There is considerable uncertainty in the estimates of indirect N2O emissions as defined by the Intergovernmental Panel on Climate Change's (IPCC) methodology. Direct measurements of N2O yields and fluxes in aquatic river environments are sparse and more data are required to determine the role that rivers play in the global N2O budget.
The objectives of this research were to measure the N2O fluxes from a spring-fed river, relate these fluxes to the dissolved N2O concentrations and NO3-N loading of the river, and to try to define the indirect emission factor (EF5-r) for the river.
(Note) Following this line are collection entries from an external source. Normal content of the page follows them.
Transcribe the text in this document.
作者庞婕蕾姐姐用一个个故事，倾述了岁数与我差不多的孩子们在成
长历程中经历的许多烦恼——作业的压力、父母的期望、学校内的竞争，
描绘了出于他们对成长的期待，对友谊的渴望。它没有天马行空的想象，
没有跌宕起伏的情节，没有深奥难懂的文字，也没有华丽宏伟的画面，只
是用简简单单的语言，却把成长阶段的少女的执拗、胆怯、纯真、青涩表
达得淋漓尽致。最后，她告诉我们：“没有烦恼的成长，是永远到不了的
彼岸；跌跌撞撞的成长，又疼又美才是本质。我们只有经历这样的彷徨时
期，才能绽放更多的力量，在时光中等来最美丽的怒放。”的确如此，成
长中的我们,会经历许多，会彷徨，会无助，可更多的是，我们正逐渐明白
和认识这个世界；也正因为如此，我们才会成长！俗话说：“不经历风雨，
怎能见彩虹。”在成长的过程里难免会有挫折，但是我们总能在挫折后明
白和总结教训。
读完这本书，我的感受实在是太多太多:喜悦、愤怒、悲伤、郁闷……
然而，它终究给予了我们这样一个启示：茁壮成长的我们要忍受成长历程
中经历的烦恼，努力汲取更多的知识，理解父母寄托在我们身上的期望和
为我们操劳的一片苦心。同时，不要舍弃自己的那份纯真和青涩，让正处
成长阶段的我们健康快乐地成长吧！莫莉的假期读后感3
Gas bubble ebullition was observed at the river source with bubbles containing 7.9 μL N2O L−1. River NO3-N and dissolved N2O concentrations ranged from 2.5 to 5.3 mg L−1 and 0.4 to 1.9 μg N2O-N L−1, respectively, with N2O saturation reaching 404%. Floating headspace chambers were used to sample N2O fluxes. N2O-N fluxes were significantly related to dissolved N2O-N concentrations (r2=0.31) but not to NO3-N concentrations. The N2O-N fluxes ranged from 38 to 501 μg m−2 h−1, averaging 171 μg m−2 h−1 (±SD 85) overall. The measured N2O-N fluxes equated to an EF5-r of only 6.6% of that calculated using the IPCC methodology, and this itself was considered to be an overestimate because of the degassing of antecedent dissolved N2O present in the groundwater that fed the river.